Did Hungary breach agreement with banks?

March 20, 2017, 4:51 pm  english version Hungarian version  
The European Bank for Reconstruction and Development (EBRD) responded amicably to the amendment of the Judicial Enforcement Act by the Hungarian Parliament by which - to Portfolio’s best knowledge - the country has violated its agreement signed with the EBRD on 9 February 2015. The bank has now offered co-operation with Parliament.

In the Memorandum of Understanding signed with the EBRD and Erste Bank on 9 February 2015, the cabinet had pledged that "further restrictions on foreclosures and evictions to be eschewed and the scope of the existing programme aimed at purchasing the properties of troubled retail borrowers is to be expanded, while the eligibility criteria are to be relaxed."

According to our preliminary assessment, the recent legislation change means Budapest fails to honour the MoU.

Earlier this month, Parliament passed a law amendment that raised the reserve price of properties slated for auction, i.e. banned property to be sold under market value.

This is the first time the EBRD commented on the issue, and its tone was friendly. The statement it released said it will work together with Parliament to examine the possible impacts of the new law and identify ways to mitigate any potential negative consequences.

The consequences of the measure include the dragging out of auctions and harm being done to non-paying mortgage holders and thus their creditors. The single goal of the law amendment seems to be not to have the local press churning out reports about auctions of people’s homes. In view of that, the EBRD was particularly friendly with the cabinet.

Its statement goes like this:

The EBRD and the Hungarian authorities have agreed to set up a working group to analyse the impact on the banking sector of the recent amendment of the Judicial Enforcement Act by the country’s Parliament and to identify ways to mitigate any potential adverse consequences.

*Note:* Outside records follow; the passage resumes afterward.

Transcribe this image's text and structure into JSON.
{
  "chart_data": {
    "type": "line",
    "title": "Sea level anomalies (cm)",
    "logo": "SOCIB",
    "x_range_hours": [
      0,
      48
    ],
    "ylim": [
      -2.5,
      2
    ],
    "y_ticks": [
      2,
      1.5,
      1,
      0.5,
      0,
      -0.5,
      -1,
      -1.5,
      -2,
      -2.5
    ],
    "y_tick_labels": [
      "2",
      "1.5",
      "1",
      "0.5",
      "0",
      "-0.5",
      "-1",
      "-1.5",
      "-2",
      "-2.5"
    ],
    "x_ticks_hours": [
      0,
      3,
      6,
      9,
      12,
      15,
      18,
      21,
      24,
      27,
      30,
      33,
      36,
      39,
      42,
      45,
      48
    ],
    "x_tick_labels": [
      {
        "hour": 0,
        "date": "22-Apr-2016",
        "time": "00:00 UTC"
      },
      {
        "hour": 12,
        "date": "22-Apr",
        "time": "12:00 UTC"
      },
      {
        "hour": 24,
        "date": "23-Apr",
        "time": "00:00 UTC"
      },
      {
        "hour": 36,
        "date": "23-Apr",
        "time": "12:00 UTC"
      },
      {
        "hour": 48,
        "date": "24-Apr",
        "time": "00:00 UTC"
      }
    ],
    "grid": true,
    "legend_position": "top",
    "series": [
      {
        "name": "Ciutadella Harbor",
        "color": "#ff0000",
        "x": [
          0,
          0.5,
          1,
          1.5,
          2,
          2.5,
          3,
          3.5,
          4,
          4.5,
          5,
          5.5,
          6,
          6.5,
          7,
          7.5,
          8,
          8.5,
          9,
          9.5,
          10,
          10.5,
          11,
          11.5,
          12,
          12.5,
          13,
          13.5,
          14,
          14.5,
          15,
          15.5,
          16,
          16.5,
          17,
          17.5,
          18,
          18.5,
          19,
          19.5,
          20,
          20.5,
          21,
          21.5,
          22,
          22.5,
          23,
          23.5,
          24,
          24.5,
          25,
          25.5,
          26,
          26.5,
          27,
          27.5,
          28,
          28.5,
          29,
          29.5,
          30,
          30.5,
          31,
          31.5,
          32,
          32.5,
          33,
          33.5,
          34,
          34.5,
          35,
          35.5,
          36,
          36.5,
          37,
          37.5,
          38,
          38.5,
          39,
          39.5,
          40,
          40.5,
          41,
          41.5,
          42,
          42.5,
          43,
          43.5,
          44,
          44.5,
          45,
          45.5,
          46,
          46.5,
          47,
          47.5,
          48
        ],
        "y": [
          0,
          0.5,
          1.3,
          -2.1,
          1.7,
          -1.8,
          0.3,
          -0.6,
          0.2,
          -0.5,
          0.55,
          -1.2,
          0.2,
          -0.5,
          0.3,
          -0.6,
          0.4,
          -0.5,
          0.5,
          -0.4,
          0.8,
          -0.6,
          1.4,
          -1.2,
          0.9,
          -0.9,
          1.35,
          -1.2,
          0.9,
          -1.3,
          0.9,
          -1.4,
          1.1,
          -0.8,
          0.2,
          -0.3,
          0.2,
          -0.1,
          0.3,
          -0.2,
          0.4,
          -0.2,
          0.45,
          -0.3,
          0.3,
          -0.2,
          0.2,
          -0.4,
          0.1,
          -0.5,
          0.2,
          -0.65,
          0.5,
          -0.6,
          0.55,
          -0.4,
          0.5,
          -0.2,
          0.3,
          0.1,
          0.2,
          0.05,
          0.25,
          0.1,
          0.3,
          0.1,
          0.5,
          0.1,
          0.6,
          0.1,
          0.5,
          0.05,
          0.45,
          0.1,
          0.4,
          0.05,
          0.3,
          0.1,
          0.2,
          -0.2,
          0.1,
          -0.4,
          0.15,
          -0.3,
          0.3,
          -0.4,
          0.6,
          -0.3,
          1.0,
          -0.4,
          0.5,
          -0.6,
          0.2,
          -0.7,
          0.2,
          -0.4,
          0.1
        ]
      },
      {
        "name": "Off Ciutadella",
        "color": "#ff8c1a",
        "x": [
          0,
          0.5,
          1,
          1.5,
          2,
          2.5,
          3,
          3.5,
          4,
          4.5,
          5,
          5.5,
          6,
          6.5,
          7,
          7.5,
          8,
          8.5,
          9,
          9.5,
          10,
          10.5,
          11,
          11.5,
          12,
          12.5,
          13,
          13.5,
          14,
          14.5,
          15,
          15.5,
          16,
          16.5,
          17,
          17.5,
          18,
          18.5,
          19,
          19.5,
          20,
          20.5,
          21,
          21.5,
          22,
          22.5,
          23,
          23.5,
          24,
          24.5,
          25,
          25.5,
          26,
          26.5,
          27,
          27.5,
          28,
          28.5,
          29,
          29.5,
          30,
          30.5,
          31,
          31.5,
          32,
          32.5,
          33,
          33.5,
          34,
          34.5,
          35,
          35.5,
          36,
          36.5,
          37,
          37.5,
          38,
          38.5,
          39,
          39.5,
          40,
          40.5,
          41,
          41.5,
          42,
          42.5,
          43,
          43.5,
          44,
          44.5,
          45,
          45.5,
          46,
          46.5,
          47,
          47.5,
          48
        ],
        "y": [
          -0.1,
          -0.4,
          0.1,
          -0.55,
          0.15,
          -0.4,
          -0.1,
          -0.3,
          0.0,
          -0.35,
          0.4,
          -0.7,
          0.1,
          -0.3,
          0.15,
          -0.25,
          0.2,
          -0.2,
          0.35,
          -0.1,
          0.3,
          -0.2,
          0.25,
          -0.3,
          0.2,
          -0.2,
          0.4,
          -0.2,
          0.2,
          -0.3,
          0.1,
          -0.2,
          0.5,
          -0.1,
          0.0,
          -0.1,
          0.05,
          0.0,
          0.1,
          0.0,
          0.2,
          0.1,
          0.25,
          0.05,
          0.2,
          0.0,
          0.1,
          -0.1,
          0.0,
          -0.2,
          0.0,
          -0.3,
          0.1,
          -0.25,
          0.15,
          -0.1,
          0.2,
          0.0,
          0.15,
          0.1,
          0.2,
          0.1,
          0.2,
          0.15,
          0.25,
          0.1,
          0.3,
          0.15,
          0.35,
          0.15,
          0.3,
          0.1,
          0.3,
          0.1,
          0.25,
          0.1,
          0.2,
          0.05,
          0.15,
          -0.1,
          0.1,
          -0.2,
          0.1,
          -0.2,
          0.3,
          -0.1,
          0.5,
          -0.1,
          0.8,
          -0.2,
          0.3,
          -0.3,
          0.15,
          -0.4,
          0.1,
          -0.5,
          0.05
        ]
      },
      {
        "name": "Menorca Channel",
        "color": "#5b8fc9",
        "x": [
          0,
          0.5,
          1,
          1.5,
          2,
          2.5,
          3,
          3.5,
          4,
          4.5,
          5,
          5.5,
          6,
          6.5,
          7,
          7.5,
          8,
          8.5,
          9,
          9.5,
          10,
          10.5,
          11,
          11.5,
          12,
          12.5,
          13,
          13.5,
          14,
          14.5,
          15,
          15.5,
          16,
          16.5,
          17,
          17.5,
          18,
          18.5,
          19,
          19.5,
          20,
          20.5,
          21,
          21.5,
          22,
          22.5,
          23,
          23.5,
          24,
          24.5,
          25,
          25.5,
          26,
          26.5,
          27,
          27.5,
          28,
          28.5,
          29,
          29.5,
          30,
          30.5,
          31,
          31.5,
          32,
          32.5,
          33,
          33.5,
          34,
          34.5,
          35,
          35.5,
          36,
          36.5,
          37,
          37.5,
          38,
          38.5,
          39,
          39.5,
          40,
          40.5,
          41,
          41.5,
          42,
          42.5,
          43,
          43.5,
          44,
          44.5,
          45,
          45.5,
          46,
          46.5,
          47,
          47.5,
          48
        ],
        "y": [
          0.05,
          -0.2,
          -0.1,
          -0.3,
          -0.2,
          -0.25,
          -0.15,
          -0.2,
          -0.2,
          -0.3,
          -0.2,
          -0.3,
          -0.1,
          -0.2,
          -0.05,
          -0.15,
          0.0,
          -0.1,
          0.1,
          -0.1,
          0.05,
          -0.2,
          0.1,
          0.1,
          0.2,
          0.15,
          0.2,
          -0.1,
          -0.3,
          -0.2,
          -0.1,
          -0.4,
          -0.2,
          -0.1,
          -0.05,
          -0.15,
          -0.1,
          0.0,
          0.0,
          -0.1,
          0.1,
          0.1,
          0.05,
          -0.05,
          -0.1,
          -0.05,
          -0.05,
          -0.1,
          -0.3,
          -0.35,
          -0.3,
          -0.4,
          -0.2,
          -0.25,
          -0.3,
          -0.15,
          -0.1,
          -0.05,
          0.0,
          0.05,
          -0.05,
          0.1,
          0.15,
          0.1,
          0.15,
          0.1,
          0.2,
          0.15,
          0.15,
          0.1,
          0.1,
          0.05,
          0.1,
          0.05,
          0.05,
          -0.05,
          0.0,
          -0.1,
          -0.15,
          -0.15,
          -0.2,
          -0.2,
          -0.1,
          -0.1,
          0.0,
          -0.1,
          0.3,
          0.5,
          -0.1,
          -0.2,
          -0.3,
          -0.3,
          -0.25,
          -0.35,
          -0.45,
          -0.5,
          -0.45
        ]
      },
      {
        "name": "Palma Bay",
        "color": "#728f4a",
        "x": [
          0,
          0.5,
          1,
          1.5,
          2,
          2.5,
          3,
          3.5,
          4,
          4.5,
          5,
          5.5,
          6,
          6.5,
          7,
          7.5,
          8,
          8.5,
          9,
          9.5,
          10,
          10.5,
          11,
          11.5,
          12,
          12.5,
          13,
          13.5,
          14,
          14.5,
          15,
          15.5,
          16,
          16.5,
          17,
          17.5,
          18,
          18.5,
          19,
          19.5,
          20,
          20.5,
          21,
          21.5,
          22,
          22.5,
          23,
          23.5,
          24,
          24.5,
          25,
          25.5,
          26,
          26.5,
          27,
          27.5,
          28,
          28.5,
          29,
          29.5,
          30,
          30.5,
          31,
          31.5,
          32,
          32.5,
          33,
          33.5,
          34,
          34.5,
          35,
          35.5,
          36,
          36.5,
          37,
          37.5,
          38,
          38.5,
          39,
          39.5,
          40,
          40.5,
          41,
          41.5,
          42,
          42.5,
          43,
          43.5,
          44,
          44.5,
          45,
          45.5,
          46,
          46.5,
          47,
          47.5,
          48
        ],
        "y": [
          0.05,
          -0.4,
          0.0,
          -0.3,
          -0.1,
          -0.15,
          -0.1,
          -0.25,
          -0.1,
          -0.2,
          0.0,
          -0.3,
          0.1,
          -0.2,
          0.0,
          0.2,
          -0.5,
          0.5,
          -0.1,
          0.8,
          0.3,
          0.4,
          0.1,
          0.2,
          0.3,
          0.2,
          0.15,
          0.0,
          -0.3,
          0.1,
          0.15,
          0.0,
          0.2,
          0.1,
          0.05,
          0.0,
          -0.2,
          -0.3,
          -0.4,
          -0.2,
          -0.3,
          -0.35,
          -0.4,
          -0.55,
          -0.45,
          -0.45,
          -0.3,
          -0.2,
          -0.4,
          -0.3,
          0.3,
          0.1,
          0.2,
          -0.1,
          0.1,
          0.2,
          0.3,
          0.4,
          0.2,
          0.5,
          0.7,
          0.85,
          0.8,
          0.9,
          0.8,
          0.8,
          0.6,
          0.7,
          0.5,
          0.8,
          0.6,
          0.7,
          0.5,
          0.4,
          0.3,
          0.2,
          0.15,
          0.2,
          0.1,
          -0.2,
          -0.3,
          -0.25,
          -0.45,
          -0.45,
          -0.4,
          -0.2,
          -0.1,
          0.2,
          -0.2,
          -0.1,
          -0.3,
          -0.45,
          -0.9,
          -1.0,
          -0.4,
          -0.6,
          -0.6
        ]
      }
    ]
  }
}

The Government of Hungary and the EBRD signed a Memorandum of Understanding in February 2015 aimed at strengthening the country’s financial sector, improving its level of efficiency and profitability as well as boosting lending. Facilitating access to finance is key to support economic growth.

Under the Memorandum the Government of Hungary pledged to "promote a stable and predictable framework to support macroeconomic stability." The successful implementation of the Memorandum had positive impacts on the development of the economy and strengthened the local banking sector.

The EBRD regards the creation and safeguarding of a stable business environment which allows the financial sector to serve the economy and consumers as critical for sustainable growth. The Bank is committed to continue its fruitful cooperation with the Hungarian authorities and institutions such as the Central Bank and the Banking Association.